Speaker
Description
Verus Research designed and modeled a novel plasma switch assembly to optimize the mechanical and electrical characteristics required to create an efficient and reliable family of switches for megawatt sources. There is a need in the high-power community for a fast rise-time High Power Radio Frequency (HPRF) pulse shaping tool to augment slow risetime HPRF sources, such as magnetrons, to support physics and engineering tests. We developed an efficient High-Power Pulse Shaping (HPPS) capability that can be incorporated into an existing source without the need to procure a different source or pulsed power system, providing test facilities with a tunable, cost-efficient capability.
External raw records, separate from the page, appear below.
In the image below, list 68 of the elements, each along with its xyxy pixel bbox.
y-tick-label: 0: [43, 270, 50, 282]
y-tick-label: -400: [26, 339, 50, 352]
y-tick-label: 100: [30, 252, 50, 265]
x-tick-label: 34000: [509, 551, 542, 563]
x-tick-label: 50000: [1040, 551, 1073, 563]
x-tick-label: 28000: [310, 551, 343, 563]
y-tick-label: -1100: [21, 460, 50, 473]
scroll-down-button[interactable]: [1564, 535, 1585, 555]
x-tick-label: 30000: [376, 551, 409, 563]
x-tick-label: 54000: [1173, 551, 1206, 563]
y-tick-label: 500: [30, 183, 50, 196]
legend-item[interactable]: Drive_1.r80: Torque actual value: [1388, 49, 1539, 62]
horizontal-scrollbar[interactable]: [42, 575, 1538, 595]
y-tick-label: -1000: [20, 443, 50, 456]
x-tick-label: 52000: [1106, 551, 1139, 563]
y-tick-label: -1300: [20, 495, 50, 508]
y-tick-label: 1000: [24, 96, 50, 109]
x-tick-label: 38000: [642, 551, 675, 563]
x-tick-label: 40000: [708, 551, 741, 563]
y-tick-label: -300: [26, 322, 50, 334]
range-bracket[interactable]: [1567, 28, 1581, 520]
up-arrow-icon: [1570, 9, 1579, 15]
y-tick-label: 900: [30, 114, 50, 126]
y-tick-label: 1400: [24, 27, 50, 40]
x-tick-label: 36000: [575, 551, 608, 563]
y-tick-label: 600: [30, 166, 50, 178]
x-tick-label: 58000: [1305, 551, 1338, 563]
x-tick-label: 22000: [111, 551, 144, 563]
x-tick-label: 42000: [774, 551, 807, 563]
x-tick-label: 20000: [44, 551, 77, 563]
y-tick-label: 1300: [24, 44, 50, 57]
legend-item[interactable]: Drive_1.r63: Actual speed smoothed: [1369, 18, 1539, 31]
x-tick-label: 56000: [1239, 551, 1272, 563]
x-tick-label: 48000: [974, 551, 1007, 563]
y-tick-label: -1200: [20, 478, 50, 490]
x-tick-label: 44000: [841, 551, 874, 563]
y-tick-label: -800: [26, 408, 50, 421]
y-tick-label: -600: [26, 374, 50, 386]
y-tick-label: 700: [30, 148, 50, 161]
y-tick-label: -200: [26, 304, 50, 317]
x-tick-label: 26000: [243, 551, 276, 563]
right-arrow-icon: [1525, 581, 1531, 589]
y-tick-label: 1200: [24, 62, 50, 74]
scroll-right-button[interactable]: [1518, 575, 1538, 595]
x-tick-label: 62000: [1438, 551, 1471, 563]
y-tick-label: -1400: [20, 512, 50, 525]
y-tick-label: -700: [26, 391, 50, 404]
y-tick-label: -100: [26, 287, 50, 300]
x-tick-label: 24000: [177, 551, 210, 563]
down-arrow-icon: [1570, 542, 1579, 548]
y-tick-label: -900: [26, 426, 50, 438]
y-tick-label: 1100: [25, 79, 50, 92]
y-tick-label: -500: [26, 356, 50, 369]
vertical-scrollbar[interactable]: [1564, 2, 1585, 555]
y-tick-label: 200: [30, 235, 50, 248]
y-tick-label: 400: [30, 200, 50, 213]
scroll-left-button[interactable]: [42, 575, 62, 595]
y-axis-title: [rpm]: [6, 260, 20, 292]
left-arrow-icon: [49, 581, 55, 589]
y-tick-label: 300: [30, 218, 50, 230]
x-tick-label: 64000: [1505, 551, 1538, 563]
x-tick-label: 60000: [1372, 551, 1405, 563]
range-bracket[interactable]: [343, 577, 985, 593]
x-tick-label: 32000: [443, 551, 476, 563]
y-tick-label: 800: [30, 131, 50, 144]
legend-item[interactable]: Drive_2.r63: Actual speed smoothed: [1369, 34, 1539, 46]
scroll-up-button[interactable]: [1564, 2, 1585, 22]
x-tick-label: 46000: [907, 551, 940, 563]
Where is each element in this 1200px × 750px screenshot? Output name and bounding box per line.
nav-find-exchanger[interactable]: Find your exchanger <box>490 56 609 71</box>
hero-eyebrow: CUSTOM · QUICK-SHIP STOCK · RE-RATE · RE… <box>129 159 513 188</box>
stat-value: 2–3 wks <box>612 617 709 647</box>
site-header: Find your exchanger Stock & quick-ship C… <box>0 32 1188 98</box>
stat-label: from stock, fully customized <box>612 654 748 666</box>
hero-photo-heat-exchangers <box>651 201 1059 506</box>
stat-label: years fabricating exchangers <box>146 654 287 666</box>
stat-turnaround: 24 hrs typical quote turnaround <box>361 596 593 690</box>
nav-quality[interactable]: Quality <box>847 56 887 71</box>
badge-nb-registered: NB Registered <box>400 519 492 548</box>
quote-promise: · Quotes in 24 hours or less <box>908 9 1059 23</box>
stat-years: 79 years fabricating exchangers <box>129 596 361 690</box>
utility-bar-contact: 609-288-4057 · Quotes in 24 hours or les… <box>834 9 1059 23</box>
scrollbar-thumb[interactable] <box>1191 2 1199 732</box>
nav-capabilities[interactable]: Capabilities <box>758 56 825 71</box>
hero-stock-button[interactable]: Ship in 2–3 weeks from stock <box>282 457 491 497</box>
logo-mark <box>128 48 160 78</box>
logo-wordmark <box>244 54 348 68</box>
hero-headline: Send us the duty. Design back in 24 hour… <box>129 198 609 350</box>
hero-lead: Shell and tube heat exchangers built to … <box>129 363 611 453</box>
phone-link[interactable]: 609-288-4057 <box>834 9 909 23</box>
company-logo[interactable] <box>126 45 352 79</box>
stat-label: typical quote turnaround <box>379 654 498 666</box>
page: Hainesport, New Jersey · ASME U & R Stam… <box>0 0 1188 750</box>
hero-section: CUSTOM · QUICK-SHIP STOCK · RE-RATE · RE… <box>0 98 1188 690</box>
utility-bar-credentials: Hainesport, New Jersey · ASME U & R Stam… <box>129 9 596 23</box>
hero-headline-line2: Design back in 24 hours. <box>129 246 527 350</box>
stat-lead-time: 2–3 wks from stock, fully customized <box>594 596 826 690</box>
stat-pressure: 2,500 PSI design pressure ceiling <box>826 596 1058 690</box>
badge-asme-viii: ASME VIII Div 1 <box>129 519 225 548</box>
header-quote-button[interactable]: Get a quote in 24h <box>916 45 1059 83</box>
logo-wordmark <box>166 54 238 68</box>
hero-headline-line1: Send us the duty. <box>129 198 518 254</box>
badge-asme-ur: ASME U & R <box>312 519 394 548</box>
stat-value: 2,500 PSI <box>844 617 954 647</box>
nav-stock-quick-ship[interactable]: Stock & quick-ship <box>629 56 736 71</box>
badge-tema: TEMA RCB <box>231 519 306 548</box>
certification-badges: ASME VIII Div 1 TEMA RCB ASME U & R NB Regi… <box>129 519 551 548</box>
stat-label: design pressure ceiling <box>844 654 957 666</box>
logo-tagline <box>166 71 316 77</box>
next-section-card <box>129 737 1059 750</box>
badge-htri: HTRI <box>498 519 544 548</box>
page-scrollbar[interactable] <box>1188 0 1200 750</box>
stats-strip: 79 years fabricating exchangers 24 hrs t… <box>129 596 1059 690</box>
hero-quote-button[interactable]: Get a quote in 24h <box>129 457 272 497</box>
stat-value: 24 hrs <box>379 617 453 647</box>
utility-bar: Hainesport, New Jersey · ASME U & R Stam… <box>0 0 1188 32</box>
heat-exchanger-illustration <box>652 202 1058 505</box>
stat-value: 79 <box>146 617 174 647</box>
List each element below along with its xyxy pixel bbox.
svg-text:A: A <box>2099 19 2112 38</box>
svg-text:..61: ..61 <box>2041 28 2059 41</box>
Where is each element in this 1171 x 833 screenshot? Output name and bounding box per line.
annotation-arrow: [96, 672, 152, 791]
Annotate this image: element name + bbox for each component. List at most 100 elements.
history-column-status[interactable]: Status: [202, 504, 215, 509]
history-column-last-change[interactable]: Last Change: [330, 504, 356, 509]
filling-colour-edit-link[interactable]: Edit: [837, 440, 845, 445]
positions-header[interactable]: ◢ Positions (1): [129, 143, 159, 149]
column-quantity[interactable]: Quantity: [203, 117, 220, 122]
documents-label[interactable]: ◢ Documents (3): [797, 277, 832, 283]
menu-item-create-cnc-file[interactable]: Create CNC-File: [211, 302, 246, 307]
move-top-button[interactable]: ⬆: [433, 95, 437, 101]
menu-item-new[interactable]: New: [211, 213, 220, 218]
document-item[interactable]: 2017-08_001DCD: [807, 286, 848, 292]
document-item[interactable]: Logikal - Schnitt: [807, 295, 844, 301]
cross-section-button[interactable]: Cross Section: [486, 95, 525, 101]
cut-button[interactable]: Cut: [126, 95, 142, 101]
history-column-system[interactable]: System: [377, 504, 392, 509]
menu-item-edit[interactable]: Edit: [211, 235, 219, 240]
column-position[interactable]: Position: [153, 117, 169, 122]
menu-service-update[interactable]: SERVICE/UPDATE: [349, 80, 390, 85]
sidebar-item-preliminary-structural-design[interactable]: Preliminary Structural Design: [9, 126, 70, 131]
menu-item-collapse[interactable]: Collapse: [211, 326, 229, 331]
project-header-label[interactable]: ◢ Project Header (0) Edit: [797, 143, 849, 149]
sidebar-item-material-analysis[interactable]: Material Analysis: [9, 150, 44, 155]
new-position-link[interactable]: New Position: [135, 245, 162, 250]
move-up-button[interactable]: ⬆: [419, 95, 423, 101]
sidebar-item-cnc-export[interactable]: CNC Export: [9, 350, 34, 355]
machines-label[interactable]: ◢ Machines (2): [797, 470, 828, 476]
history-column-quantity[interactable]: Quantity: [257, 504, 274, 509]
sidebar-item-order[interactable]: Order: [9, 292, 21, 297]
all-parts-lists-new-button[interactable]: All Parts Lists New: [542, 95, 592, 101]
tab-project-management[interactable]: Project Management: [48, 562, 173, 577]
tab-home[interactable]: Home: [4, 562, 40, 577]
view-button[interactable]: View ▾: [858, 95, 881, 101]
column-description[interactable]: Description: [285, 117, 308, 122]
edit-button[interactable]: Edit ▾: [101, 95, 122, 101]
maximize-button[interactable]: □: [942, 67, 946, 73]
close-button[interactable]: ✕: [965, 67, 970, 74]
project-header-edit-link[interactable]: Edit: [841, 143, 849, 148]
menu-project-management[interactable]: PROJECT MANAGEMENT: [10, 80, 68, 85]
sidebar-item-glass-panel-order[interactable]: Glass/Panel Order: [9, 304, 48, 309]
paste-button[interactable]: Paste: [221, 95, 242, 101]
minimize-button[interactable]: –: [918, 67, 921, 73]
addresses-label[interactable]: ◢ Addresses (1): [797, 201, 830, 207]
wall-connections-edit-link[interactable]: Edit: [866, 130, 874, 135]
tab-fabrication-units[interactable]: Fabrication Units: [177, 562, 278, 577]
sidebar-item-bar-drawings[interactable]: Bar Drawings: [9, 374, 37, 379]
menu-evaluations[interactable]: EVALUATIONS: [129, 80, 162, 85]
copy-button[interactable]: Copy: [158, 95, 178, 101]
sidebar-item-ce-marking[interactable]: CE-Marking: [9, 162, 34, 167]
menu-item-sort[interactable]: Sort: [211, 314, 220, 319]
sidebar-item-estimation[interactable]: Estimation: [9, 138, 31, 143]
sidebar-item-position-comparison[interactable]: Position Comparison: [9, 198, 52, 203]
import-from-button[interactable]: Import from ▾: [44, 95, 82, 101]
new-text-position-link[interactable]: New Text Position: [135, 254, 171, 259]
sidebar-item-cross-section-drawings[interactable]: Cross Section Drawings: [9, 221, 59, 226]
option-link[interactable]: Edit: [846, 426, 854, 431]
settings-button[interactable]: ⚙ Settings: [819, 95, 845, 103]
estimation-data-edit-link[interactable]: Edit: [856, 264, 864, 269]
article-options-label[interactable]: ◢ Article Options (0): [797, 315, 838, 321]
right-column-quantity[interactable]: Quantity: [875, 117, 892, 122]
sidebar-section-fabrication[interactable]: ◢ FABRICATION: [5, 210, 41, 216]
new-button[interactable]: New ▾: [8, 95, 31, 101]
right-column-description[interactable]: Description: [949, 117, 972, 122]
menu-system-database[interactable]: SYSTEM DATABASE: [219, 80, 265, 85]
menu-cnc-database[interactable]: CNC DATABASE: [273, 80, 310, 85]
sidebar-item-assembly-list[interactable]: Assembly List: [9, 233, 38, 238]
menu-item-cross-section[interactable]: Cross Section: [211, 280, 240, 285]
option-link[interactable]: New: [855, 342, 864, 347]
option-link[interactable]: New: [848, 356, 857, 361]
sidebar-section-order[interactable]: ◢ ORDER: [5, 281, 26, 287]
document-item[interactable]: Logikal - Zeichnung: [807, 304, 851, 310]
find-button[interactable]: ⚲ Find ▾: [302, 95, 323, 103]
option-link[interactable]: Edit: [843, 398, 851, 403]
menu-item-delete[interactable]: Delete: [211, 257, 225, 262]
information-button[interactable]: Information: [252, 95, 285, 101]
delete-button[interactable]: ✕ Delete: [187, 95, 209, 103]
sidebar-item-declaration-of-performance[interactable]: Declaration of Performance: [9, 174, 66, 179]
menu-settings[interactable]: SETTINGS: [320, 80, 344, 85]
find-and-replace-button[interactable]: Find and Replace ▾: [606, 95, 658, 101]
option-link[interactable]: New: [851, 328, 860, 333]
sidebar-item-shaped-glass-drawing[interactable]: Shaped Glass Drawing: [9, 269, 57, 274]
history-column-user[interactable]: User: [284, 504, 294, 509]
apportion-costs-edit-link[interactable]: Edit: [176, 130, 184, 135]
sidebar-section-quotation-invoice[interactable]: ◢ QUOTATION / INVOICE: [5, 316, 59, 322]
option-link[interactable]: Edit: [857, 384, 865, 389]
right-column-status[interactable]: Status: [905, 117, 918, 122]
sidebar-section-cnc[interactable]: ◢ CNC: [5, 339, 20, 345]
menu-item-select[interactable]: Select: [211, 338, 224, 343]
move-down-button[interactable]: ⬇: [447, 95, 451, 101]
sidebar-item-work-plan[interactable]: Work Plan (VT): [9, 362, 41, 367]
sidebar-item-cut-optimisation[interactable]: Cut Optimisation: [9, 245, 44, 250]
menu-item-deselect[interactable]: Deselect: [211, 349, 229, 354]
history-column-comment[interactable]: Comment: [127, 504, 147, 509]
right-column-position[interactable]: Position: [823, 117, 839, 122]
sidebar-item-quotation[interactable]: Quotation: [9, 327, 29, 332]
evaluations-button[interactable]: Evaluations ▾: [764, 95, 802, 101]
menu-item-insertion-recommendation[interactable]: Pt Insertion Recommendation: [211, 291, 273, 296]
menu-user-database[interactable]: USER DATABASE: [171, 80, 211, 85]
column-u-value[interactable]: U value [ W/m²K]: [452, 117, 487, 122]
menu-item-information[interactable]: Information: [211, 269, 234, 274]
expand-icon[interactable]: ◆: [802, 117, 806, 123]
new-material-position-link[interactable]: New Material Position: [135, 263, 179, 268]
Our augmented capability is used for applications requiring adjustable pulse width while achieving a fast risetime and maintaining pulse repetition frequency; applications include electronics testing, antenna testing, model verification of RF coupling, among others. The use of a high-power circulator combined with HPPS isolates the HPRF source from reflected power created during the pulse shaping process. We discuss optimization of the HPPS design with emphasis on maximizing the ratio of the shaped, output-pulse, peak power to the input peak power. A rise and fall time of less than 10 ns was observed during initial testing with a pulse width of less than 100 ns. We present results from extensive parametric modeling of S-band configurations utilizing a WR284 waveguide, examining the effect of materials properties, gap spacing, and dielectric strength.